Absolutely number one – Foreclosureblues. The writing is excellent and they are doing very well on staying on top of the situation. Read it! Here’s a quote –

The failure to uphold fiduciary duties of even a few larger institutions will put the entire banking system in doubt. What we witnessed in 2008 and early 2009 was a loss of trust, faith, confidence. It was a classic solvency crisis masquerading as a liquidity crisis – with doubt about which specific institutions had engaged in reckless behaviour putting a cloud over every bank in the entire system and causing liquidity to dry up economy-wide. When banks engage in unsafe and unsound business practices, they put the entire economy at risk in a way that you see in no other sector of the economy. This is why regulators in the US are supposed to take prompt corrective action in closing insolvent institutions and those institutions with unsafe and unsound business practices.

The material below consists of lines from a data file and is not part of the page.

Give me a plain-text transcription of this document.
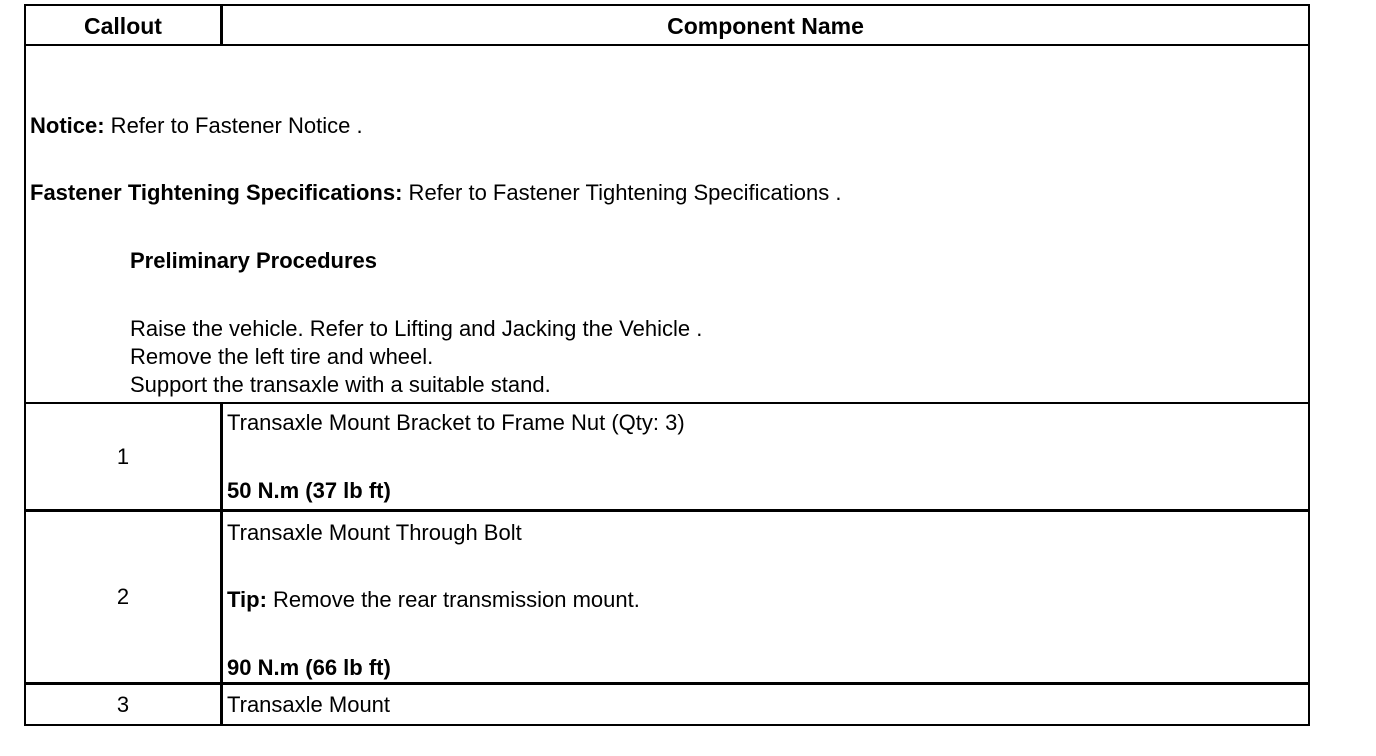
Callout	Component Name
Notice: Refer to Fastener Notice .
Fastener Tightening Specifications: Refer to Fastener Tightening Specifications .
Preliminary Procedures
Raise the vehicle. Refer to Lifting and Jacking the Vehicle .
Remove the left tire and wheel.
Support the transaxle with a suitable stand.
1
Transaxle Mount Bracket to Frame Nut (Qty: 3)
50 N.m (37 lb ft)
2
Transaxle Mount Through Bolt
Tip: Remove the rear transmission mount.
90 N.m (66 lb ft)
3	Transaxle Mount
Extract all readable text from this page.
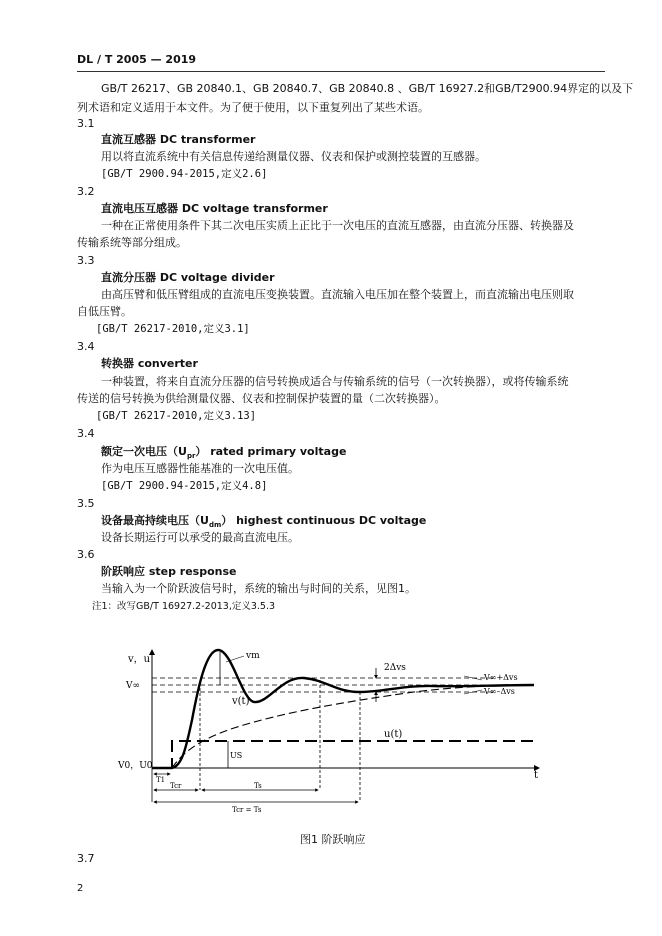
DL / T 2005 — 2019
GB/T 26217、GB 20840.1、GB 20840.7、GB 20840.8 、GB/T 16927.2和GB/T2900.94界定的以及下
列术语和定义适用于本文件。为了便于使用，以下重复列出了某些术语。
3.1
直流互感器 DC transformer
用以将直流系统中有关信息传递给测量仪器、仪表和保护或测控装置的互感器。
[GB/T 2900.94-2015,定义2.6]
3.2
直流电压互感器 DC voltage transformer
一种在正常使用条件下其二次电压实质上正比于一次电压的直流互感器，由直流分压器、转换器及
传输系统等部分组成。
3.3
直流分压器 DC voltage divider
由高压臂和低压臂组成的直流电压变换装置。直流输入电压加在整个装置上，而直流输出电压则取
自低压臂。
[GB/T 26217-2010,定义3.1]
3.4
转换器 converter
一种装置，将来自直流分压器的信号转换成适合与传输系统的信号（一次转换器），或将传输系统
传送的信号转换为供给测量仪器、仪表和控制保护装置的量（二次转换器）。
[GB/T 26217-2010,定义3.13]
3.4
额定一次电压$(U_{pr})$ rated primary voltage
作为电压互感器性能基准的一次电压值。
[GB/T 2900.94-2015,定义4.8]
3.5
设备最高持续电压$(U_{dm})$ highest continuous DC voltage
设备长期运行可以承受的最高直流电压。
3.6
阶跃响应 step response
当输入为一个阶跃波信号时，系统的输出与时间的关系，见图1。
注1：改写GB/T 16927.2-2013,定义3.5.3
v，u
t
V∞
V0，U0
vm
v(t)
u(t)
US
2Δvs
V∞+Δvs
V∞–Δvs
T1
Tcr	Ts
Tcr = Ts
图1 阶跃响应
3.7
2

Rortybomb is fantastic. Read it! This guy is sharp and he keeps an eye on the rest of the internet that I can only envy.

I think a simple dose of game theory helps with these things. Given that servicers are being sued by their investors, wouldn’t they want a moratorium, want the government to step in with a heavy-hand and lend credibility? Nobody believes them, and nobody has a reason to. And I can’t tell what is scarier: that Bank of America knows it isn’t credible here, and just wants to hope it goes away, or Bank of America is simply too large, complicated and poorly functioning to figure out and/or learn whether or not they have a problem here.

How’s that returns to scale in banking working out for everyone?

Another site I recommend you check regularly with is National Foreclosure News. They keep tabs on the news across the nation on the foreclosure crisis. It gives you a good feel for how the whole thing is playing out in the media. It doesn’t take long to scan one days entry. So, it’s a good place to go for a summary picture of the foreclosure mess.

The web site, Living Lies, is very good place to go. However, it’s really for attorneys. Nevertheless for the layman there is still a lot of interesting stuff there.

$hame the Banks is another good web site. It’s definitely got some teeth. I really like it. There is a lot of material on this site. Here’s a quote.

After years of high-flying success and millions of dollars in profits, the future suddenly looks grim for the Law Offices of David J. Stern. The firm, which was the subject of a long MoJo investigation published in August, used to be one of the nation’s most powerful “foreclosure mills,” those assembly line-like operations that handle hundreds of thousands of foreclosure cases for the nation’s largest mortgage companies.

(In 2009 alone, the Stern firm handled 70,382 foreclosure cases.) But in the past few months, the corner-cutting and alleged fraud in the foreclosure business, as described in my August story, erupted into a national scandal. As a result, the Stern firm has seen its fortunes plummet, with major clients, like Fannie Mae, Freddie Mac, and Citigroup, cutting ties to Stern. Stern’s operation has also laid off hundreds of employees in recent weeks.

This is a realtor site but the guy has some independent thoughts. It’s a brand new site, so you might check it from time to time and see how it develops. It’s called Gilbertazrealtor’s Blog.

That’s my best advice at this time. As the crisis continues there will be other web sites dealing with the issue. I’ll try to get them up as quickly as I can.